Este segundo recorrido, a diferencia del otro, es el elegido por trabajadores, usuarios que se desplazan de barrio a barrio, o por los propios obreros ferroviarios que deben trasladarse de una estación a otra por cualquier motivo.
“Ahora va a ser otra cosa. Los vagones nuevos son un lujo, yo los vi y tienen de todo, aire acondicionado, puertas automáticas. Van a tener vigilancia y los furgones ya no van a ser como antes.” Martín trabaja como empleado de la Línea Roca desde hace trece años y el “como antes” lo transporta a las idas y venidas diarias de la vida arriba de los vagones, las discusiones con los pasajeros colados o la incomodidad de pedirles a los jefes de las hinchadas de Independiente o Quilmes que no rompan todo.
“En trece años, vi dieciocho personas muertas en accidentes. Cuando pasa eso, los familiares se desesperan, piensan que vos mataste a la persona. A un compañero maquinista una vez se lo llevaron custodiado en un patrullero porque querían lincharlo.” Martín se baja en Villa Elisa, donde lo esperan otros cuatro colegas. El colectivo sigue camino hasta La Plata, donde un nuevo grupo de los casi 10 mil usuarios diarios del tren espera para volver a casa.
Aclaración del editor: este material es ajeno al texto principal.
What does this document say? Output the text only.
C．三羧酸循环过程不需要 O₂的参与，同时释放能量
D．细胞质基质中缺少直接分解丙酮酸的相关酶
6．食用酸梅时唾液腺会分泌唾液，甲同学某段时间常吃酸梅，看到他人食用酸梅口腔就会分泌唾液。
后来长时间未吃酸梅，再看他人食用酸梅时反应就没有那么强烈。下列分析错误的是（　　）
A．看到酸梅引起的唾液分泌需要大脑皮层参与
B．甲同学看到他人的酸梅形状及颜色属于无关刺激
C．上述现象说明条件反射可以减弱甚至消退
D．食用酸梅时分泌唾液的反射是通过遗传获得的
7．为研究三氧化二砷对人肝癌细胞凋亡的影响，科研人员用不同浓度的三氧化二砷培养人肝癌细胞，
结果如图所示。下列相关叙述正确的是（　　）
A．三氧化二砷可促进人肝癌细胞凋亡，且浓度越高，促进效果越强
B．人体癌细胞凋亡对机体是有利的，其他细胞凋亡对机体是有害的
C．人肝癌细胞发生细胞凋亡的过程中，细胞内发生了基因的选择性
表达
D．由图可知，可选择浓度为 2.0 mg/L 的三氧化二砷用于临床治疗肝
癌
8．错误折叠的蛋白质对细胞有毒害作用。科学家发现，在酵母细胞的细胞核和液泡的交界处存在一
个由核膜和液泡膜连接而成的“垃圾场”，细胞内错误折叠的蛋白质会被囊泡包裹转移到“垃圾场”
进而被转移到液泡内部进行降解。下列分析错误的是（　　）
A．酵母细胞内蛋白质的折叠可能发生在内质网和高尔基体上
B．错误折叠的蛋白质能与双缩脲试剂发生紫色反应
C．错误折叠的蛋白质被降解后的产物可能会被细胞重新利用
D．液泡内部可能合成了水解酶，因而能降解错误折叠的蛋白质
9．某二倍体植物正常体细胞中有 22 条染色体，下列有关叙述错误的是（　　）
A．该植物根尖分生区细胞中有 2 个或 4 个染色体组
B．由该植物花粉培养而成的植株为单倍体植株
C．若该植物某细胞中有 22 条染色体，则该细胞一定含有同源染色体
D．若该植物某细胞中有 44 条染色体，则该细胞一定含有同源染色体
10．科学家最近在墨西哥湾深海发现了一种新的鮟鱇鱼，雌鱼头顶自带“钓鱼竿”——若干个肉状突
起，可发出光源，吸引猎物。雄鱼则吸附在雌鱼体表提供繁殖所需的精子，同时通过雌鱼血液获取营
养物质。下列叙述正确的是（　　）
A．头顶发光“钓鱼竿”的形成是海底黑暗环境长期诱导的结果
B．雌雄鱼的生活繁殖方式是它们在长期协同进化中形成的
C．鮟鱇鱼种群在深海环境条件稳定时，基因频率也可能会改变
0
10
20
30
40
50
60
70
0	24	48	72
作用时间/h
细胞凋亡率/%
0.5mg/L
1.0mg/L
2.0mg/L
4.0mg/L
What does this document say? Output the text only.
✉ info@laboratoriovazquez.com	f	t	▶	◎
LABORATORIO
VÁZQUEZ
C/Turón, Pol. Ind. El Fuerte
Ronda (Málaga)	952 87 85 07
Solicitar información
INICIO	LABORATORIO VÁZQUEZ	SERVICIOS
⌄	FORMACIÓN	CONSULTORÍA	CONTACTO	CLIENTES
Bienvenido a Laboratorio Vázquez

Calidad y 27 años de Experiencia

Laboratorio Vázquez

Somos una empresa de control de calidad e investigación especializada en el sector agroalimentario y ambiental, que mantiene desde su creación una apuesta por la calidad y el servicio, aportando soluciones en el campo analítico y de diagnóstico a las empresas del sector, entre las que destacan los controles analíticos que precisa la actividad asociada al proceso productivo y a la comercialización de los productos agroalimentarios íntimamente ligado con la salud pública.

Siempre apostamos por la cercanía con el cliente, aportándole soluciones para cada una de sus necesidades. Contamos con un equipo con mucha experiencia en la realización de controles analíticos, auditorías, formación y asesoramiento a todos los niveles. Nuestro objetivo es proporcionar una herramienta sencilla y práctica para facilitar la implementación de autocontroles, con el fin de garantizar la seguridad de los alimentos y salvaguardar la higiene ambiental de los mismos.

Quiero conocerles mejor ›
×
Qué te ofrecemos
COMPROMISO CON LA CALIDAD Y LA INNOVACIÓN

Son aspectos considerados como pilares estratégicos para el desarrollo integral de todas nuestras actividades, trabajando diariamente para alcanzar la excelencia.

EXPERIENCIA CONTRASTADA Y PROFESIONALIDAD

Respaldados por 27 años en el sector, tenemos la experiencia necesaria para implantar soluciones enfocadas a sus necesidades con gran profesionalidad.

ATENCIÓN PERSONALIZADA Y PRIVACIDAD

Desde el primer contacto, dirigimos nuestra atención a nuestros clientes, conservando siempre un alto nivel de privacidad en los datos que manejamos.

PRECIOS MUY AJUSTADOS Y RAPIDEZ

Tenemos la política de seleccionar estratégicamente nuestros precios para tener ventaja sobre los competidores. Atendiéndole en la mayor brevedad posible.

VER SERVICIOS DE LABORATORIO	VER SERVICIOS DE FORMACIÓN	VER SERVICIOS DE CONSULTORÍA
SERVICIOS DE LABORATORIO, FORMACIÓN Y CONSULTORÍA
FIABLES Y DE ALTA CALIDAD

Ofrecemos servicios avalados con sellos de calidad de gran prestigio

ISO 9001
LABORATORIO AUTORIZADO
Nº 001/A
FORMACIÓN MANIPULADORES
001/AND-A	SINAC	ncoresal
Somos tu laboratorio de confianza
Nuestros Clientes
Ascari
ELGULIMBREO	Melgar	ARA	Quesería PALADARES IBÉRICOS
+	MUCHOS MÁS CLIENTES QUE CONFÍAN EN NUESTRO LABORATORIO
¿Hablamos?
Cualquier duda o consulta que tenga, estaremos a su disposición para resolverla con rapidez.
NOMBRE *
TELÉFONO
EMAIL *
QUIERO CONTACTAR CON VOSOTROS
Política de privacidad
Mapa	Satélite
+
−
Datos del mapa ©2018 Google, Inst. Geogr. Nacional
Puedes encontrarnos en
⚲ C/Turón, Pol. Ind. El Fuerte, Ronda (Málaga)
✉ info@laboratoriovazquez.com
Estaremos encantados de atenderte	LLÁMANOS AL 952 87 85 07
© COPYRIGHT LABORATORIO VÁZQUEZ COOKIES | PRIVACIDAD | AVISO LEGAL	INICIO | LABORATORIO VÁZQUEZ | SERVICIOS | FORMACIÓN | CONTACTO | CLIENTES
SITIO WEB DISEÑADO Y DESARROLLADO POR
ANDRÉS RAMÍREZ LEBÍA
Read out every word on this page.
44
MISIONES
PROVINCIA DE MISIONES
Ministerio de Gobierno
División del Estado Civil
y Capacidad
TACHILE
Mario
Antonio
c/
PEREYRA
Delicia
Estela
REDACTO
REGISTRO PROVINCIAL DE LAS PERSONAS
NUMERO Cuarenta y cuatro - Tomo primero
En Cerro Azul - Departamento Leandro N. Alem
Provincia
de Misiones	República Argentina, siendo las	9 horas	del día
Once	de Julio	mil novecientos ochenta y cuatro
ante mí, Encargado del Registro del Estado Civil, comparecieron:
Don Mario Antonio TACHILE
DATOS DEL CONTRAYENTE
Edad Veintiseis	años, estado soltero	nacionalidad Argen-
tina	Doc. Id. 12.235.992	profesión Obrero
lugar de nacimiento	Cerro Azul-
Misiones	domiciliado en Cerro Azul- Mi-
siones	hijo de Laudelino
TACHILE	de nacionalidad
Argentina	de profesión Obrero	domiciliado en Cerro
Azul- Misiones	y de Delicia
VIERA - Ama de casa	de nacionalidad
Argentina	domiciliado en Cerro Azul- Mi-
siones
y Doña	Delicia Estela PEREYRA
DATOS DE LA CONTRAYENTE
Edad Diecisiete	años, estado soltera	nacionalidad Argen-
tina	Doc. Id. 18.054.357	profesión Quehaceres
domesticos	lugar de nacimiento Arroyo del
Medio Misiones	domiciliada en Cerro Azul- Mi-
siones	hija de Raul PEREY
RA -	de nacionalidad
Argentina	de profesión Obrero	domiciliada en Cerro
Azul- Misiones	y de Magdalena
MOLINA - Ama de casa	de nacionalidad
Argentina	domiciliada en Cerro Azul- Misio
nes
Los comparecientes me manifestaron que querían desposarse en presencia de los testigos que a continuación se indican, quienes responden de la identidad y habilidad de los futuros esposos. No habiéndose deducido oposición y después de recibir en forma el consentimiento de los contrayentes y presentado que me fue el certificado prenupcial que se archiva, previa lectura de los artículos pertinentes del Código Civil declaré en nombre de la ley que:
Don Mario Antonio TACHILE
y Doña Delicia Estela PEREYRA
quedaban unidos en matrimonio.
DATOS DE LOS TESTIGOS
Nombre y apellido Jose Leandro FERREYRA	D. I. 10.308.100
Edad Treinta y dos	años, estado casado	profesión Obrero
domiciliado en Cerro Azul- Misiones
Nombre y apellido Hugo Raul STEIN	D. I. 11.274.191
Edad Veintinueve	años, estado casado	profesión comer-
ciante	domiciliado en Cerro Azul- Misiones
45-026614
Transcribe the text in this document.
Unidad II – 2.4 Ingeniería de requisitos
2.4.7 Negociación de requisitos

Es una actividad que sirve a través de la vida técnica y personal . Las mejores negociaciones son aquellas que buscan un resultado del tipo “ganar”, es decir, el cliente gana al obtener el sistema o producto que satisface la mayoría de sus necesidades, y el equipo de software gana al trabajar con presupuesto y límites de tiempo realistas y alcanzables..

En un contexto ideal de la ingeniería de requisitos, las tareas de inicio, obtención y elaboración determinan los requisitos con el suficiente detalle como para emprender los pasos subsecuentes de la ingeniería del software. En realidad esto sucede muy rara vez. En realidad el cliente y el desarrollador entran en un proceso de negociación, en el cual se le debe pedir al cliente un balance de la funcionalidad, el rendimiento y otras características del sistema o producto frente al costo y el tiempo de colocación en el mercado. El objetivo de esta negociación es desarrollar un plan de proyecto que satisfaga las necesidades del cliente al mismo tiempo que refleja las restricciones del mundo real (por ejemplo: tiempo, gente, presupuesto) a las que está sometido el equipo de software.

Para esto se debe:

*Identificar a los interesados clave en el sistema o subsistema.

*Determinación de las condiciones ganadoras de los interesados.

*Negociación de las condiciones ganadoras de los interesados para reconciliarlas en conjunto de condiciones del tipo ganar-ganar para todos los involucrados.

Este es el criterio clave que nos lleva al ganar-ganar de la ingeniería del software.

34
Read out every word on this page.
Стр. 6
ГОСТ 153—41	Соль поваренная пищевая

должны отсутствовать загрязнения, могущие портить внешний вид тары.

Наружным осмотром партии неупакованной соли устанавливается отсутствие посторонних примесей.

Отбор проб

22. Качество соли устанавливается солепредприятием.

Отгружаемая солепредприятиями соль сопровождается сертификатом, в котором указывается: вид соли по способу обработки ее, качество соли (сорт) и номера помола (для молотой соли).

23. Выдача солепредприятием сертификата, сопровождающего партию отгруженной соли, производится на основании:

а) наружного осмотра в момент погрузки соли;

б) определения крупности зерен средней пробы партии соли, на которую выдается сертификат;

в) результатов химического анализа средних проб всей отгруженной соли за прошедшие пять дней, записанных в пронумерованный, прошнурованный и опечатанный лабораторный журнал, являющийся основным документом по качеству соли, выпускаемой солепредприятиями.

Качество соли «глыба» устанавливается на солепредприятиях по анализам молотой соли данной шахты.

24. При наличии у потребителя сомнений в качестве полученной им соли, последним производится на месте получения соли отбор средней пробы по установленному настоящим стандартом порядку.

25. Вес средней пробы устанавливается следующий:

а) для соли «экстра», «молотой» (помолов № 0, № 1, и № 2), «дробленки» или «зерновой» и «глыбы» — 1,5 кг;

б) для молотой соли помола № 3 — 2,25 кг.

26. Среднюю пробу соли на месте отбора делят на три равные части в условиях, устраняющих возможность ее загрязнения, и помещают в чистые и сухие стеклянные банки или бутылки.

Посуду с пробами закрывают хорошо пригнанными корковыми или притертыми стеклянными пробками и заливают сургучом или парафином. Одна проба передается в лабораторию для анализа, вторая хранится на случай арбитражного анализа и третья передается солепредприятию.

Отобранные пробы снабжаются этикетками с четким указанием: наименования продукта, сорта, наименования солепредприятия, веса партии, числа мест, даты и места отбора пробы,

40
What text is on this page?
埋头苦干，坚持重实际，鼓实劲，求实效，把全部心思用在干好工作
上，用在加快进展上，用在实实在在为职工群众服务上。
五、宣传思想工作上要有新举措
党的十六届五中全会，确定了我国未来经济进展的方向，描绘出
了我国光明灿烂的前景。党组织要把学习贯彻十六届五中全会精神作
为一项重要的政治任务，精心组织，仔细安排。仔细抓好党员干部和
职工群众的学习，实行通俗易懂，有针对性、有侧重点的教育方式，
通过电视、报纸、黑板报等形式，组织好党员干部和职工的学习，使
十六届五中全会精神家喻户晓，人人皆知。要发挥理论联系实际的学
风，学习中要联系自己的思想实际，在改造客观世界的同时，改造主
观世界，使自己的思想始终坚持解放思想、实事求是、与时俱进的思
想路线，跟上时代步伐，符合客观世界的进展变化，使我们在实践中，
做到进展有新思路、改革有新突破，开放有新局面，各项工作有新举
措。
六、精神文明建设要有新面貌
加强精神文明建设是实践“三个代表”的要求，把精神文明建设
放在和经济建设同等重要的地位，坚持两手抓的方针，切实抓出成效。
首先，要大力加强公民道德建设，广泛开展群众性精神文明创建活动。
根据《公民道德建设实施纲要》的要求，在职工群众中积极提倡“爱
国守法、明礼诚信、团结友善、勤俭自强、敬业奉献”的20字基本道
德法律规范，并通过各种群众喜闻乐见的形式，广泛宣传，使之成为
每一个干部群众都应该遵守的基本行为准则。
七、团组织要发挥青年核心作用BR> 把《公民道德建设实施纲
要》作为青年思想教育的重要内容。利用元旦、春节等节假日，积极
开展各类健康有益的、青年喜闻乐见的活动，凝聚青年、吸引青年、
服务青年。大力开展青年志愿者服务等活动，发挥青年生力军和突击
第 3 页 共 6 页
“El tren ya no va a ser lo mismo. Una vez me perdí: tenía que ir a City Bell, vi el mapa en la pared y las estaciones eran Chacarita, Derqui, Santos Lugares. ¡No entendía nada! Después me di cuenta de que era un vagón del San Martín que habían puesto entre los del ramal a La Plata.” Los pasajeros ya recuerdan al viejo tren Roca con nostalgia, como parte un tiempo superado. Como si hubiera sido hace cincuenta años. Como si ya estuvieran arriba de los nuevos vagones. Pero para eso, mientras tanto, habrá que esperar.